Un iceberg dérive au large de la péninsule Antarctique en mars.
Les manchots de cette région ont subi « une perte massive », a déclaré Ratcliffe, qualifiant les résultats de « une sonnette d’alarme précoce ». Auparavant, ces types d’échecs de reproduction « étaient très dispersés et avaient une incidence moindre sur tout le continent », a-t-il déclaré.
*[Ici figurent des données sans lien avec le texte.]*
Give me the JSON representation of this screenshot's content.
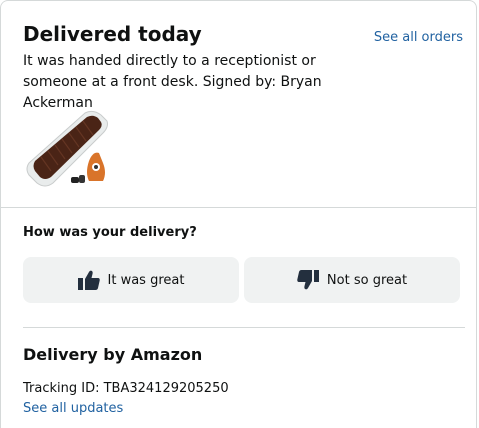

Depuis quelques années, les scientifiques tirent la sonnette d'alarme sur le déclin brutal de la banquise de l'Antarctique.
Il est tombé à un niveau sans précédent en février, au plus fort de l'été sur le continent. Même au cœur de l’hiver, lorsque la glace se reconstitue habituellement, elle n’est toujours pas revenue aux niveaux attendus. À la mi-juillet, la glace de mer de l’Antarctique a atteint son niveau le plus bas pour cette période de l’année depuis le début des relevés en 1945. Elle était de 2,6 millions de kilomètres carrés (1 million de miles carrés) en dessous de la moyenne de 1981 à 2010 – une superficie aussi grande que l’Argentine.
Les scientifiques tentent encore d’en comprendre les raisons, mais nombreux sont ceux qui pensent que la crise climatique d’origine humaine en est l’une des principales causes.
Pour les manchots empereurs, cette tendance à la baisse est particulièrement dévastatrice, a déclaré Ratcliffe, car "les oiseaux n'ont nulle part où aller". On sait que les oiseaux s'adaptent aux échecs de reproduction en se déplaçant vers d'autres sites à proximité, mais cela ne fonctionnera pas si l'ensemble de l'habitat de reproduction est affecté.
Entre 2018 et 2022, 30 % des 62 colonies connues de manchots empereurs en Antarctique ont été touchées par une perte partielle ou totale de la glace de mer, selon le rapport.
Cassandra Brooks, professeur adjoint à l'Université du Colorado à Boulder, qui a mené des recherches approfondies sur les espèces antarctiques et qui n'a pas participé à la recherche, a déclaré que l'étude fournit une preuve supplémentaire que les manchots empereurs courent des risques pour leur survie.